“Stalin Crushes His Final Rivals—and a Murder Trial Exposes Fascist-Police Collusion in NYC”
What's on the Front Page
The Daily Worker's December 8, 1927 edition captures a Communist Party in internal upheaval. At the Fifteenth All-Union Communist Congress in Moscow, party officials are demanding the complete dissolution of the Trotskyist Opposition. Alexei Rykoff, president of the Council of People's Commissars, accuses the Opposition of preparing "for new revolution, for new civil war," while Leon Kamenev speaks for the Opposition, insisting they will abandon "propaganda of opinions hostile to the Party" but will never surrender their ideological viewpoint. Stalin himself stresses the USSR's desire for peace while warning that "Great Britain's efforts to create a united front of capitalist powers" against the Soviet Union remain a grave threat. Back in New York, a major legal case unfolds: Mario Gilleti, accused of shooting fascists, is found guilty of second-degree assault after a jury deliberates all night, with the trial exposure revealing alleged collusion between the Fascist League of North America, police, and the Italian consul.
Why It Matters
December 1927 marks a pivotal moment in Soviet history—Stalin is consolidating absolute power by crushing his final internal rivals. The Trotsky-Kamenev Opposition represents the last serious challenge to Stalin's authority; within months, these men will be expelled from the Party entirely. For American communists reading The Daily Worker, this represents the unfolding drama of their international movement's future. Simultaneously, the Gilleti trial reflects the violent tensions between fascist and communist movements in American cities, particularly among Italian immigrant communities. The broader 1920s context shows political fragmentation everywhere: Republicans are deadlocked over the 1928 presidential succession now that Coolidge refuses to run, while labor unrest—exemplified by the imminent Chicago streetcar strike—signals economic anxieties beneath the Roaring Twenties' surface.
Hidden Gems
- The 'Don't Shop Early' section reveals that the Joint Defense Committee of Cloakmakers and Furriers is redirecting Christmas shopping to a December 23-New Year bazaar, with a single dress shop (W.S.G. Dress Shop at 100 W. 21st St.) producing 'beautiful dresses by the score'—showing how tightly organized labor controlled production even in this period.
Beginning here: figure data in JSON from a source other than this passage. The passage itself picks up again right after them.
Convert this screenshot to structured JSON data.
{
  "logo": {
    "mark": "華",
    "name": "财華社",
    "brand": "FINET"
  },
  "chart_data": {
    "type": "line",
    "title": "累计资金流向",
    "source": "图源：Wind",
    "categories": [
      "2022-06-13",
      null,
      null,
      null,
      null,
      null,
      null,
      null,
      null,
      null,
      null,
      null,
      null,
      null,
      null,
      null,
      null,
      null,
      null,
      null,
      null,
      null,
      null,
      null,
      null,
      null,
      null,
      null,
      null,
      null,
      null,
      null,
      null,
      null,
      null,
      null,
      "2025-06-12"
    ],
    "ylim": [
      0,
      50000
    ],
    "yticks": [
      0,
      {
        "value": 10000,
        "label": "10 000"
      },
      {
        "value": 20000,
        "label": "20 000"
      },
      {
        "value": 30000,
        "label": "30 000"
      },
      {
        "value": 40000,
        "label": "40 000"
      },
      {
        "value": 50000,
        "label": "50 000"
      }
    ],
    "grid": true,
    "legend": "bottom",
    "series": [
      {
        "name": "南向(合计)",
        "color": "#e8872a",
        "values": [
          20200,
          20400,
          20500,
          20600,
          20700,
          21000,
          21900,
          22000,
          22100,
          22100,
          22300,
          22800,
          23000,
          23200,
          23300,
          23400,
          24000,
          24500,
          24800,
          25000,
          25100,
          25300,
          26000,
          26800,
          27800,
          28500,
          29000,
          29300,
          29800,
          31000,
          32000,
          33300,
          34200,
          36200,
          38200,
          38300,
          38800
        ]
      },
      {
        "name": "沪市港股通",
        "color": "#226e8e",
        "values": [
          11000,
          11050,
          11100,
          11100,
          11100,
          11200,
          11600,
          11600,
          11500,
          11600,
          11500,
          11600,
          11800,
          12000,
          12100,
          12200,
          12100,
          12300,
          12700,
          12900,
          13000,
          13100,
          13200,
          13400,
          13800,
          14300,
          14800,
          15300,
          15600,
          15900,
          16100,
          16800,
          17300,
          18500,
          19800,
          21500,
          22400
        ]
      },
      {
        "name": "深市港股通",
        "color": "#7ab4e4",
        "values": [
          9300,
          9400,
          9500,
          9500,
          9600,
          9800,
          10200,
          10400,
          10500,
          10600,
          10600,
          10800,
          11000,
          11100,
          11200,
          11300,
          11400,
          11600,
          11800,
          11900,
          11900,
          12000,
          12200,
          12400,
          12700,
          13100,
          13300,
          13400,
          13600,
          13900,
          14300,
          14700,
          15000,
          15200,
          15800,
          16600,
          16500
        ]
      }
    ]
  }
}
- William S. Prenter, former president of the Brotherhood of Locomotive Engineers, died at age 72 after his removal followed 'the collapse of the Brotherhood labor bank'—a stunning detail showing how unions themselves became financial institutions that could catastrophically fail.
- The paper refers matter-of-factly to 'Carlo Tresca, head of the Anti-Fascist League,' who will later be assassinated in 1943 under still-mysterious circumstances, making this a rare contemporary mention of a figure who would become a historical footnote.
- Clarence Darrow, 'noted labor and criminal trial lawyer,' is mentioned as counsel for Greco and Carrillo—by 1927 he was already a legendary courtroom figure, yet still actively defending communist and anti-fascist workers.
- A brief death notice reports William Murphy, 24, a window cleaner, 'instantly killed' falling from a sixth-story window at the Roosevelt apartments on Grand Concourse—a casual industrial casualty that reflects the period's complete lack of workplace safety regulation.
Fun Facts
- Stalin's report warns that Britain 'assumed the initiative in intensifying interventionist tendencies' against the USSR. Britain had indeed led Allied intervention in the Russian Civil War (1918-1920), and diplomatic tensions remained hot—Britain would actually sever relations with the USSR in May 1927, just seven months before this article.
- The paper mentions Herbert Hoover as a potential 1928 Republican nominee, calling him 'Well fed Secretary of Commerce, specialist in human misery.' Hoover would win the presidency that November, only to face the stock market crash of October 1929 just months into his term—a spectacular reversal of fortune.
- Kamenev, defending the Opposition, insists they won't 'abandon our viewpoint.' He would be expelled from the Party in December 1927 (the very month this article ran) and executed in Stalin's Great Purge in 1936—one of the first of the famous Moscow show trials.
- The reference to 'non-aggression treaty with Turkey' and 'guarantee pact with Germany' in Stalin's foreign policy report shows the USSR actively seeking diplomatic legitimacy. The German pact mentioned here is the Berlin Treaty; incredibly, Germany and the USSR would secretly negotiate rearmament deals throughout the late 1920s, laying groundwork for the 1939 Nazi-Soviet Pact.
- The paper reports twenty thousand Chicago car line workers 'ready to strike'—transportation strikes were among the most disruptive labor actions of the 1920s, and Chicago had been a flashpoint since the 1919 Steel Strike, making this headline a sign of labor militancy that would peak during the early Depression.